In a speech to the delegates, Carrie Chapman Catt, president of N.A.W.S.A. from 1900 to 1904, declared that women demanded the vote nationwide without delay, and added that “if the Constitution stands in our way, let’s tear it up and make a new one!”

Irritation with President Wilson for neglecting to even mention woman suffrage in his message to Congress day before yesterday has increased. Today he failed to meet with convention representatives Ruth Hanna McCormick and Madeleine McDowell Breckinridge, supposedly due to “illness.” As Connecticut suffragist Katharine Houghton Hepburn noted, if he “had been brought up by an enfranchised mother, he would know more of the needs of Democracy.” Hepburn later vigorously attacked the still-widespread practice of trafficking women for prostitution:

Here in Washington at this very moment, girls are being bought and sold. The President knows it. The District Commissioners know it. The police know it. It is only the secret caucus of the House of Representatives which has prevented the Kenyon “Red Light” Bill from becoming law. I hope that the convention will adopt a resolution which will result in bringing this bill upon the floor of the House, having it debated, and passed. It will in great measure prevent the traffic in vice which is being carried on openly and with official sanction in the National Capital.

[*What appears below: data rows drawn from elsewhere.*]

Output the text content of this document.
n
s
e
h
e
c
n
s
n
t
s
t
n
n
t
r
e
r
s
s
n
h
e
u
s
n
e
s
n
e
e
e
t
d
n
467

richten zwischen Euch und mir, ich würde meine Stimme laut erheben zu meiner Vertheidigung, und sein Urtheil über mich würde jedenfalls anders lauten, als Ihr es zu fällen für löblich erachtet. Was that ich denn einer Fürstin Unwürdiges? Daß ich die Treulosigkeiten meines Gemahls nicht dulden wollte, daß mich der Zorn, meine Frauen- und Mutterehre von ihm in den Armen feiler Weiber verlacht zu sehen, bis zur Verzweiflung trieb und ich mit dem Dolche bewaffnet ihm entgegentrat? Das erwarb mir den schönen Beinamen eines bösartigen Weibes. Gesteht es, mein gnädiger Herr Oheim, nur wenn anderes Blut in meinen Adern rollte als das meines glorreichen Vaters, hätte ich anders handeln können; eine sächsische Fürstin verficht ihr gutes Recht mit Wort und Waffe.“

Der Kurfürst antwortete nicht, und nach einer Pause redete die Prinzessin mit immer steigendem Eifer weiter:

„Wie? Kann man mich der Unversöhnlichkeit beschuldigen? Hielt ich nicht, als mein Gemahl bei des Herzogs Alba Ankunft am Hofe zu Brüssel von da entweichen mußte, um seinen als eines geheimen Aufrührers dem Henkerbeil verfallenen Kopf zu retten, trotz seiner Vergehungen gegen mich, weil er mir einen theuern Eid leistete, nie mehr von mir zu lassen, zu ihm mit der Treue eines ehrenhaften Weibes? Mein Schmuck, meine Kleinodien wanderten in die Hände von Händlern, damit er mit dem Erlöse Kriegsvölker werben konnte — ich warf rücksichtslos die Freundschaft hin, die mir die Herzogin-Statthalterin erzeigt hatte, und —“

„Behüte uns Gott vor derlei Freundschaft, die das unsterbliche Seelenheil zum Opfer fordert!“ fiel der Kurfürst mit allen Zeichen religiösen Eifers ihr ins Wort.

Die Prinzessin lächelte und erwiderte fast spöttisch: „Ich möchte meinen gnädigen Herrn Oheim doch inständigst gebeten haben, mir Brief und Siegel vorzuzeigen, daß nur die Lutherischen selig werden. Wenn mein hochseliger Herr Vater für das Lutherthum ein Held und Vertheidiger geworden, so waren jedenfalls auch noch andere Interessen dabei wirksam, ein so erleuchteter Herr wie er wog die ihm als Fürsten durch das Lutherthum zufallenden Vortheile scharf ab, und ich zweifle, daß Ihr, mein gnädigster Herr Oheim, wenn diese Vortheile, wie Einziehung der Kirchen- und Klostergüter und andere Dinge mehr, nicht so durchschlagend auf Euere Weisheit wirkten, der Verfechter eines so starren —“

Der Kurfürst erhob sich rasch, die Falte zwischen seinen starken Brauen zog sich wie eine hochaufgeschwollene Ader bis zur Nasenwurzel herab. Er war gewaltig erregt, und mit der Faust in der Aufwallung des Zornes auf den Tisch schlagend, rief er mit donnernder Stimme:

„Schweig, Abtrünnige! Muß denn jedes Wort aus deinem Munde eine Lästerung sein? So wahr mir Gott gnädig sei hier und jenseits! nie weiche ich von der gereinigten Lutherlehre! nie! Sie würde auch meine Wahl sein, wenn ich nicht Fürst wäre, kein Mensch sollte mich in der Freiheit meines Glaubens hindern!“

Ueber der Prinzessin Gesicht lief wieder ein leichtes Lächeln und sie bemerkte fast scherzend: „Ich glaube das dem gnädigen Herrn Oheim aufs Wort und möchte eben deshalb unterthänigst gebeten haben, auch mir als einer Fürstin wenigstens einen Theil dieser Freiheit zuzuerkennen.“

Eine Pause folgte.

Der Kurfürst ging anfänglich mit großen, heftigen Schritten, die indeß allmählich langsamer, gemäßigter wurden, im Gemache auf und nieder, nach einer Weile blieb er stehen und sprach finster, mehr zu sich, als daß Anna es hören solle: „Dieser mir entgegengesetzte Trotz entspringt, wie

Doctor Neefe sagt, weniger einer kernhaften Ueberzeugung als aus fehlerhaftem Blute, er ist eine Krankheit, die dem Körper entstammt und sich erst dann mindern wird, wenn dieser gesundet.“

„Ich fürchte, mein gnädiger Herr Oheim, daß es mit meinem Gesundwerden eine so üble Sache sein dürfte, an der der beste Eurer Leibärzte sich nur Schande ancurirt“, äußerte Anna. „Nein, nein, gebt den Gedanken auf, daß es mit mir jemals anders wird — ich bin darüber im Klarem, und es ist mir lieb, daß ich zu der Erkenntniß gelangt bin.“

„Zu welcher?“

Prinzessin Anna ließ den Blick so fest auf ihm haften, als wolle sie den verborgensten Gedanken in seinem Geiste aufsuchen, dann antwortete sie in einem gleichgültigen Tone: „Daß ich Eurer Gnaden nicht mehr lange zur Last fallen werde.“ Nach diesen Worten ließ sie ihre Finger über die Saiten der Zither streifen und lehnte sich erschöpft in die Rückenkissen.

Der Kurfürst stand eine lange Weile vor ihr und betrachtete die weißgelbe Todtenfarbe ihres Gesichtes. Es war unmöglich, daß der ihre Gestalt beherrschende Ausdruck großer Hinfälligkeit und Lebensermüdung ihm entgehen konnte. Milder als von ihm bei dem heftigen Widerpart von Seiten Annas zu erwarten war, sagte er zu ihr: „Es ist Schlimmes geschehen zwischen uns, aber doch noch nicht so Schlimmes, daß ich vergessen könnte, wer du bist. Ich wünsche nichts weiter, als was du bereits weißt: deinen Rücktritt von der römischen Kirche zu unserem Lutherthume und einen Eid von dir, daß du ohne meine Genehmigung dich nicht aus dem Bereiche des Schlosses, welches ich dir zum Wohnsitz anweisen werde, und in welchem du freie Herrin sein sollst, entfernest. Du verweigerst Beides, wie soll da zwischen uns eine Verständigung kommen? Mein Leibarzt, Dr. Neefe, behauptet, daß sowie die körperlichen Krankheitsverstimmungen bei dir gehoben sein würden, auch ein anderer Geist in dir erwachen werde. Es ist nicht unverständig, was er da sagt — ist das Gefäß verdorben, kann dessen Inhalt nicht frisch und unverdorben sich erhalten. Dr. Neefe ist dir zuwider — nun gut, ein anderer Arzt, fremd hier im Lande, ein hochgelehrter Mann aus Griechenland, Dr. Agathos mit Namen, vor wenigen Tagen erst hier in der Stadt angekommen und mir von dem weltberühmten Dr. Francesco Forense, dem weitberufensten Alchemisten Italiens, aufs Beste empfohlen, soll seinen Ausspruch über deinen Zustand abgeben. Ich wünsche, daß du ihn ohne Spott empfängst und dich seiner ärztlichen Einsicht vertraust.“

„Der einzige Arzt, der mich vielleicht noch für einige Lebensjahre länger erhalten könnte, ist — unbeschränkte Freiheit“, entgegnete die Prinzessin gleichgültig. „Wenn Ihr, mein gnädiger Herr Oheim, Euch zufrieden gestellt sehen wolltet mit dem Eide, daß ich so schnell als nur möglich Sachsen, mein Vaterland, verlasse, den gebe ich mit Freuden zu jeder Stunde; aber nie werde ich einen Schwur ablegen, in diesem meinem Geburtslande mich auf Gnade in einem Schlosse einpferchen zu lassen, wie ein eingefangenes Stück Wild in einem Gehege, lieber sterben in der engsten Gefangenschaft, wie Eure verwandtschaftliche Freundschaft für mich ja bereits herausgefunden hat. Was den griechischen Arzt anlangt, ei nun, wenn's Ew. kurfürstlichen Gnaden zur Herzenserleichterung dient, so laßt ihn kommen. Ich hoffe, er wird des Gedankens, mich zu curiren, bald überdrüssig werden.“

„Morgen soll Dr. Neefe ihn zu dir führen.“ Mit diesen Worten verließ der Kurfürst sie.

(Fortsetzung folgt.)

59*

Hepburn’s resolution was immediately passed.

Carrie Chapman Catt
Carrie Chapman Catt

Rev. Anna Howard Shaw, N.A.W.S.A. president since 1904, was re-elected, with Jane Addams as First Vice President, an office she has held since 1911. They have a tough job ahead of them, but have now succeeded in revising the group’s constitution to help fund their more expansive – and expensive – efforts. After lengthy and vigorous discussions, the delegates mandated that each year all affiliated chapters must now send N.A.W.S.A.’s national headquarters the equivalent of 5% of their annual expenditures, and that representation in the national organization will be proportional to the amount of money each chapter contributes to the national office, and not to the number of members it has.

Tensions between the “militants” and the more conservative members of the nation’s largest suffrage organization are clearly growing. As one example of this conflict, Alva Belmont tried to introduce a resolution today to move the national headquarters from New York City to Washington, D.C., where “militant” Alice Paul’s N.A.W.S.A. Congressional Committee as well as her Congressional Union for Woman Suffrage are concentrating solely on getting a Constitutional amendment enfranchising women passed by Congress. The “militants” also favor the use of more aggressive tactics to accomplish this goal. But Belmont’s attempt to move N.A.W.S.A. to D.C. failed, as most of the officers and delegates still appear to favor putting the primary focus on a more conservative “State-by-State” approach and using traditional methods of lobbying.

The growing split in N.A.W.S.A. could either hinder the cause through infighting, or reinvigorate it if the “militants” leave N.A.W.S.A. and go their own way, so the next year is shaping up as critical one for the “Votes for Women” movement.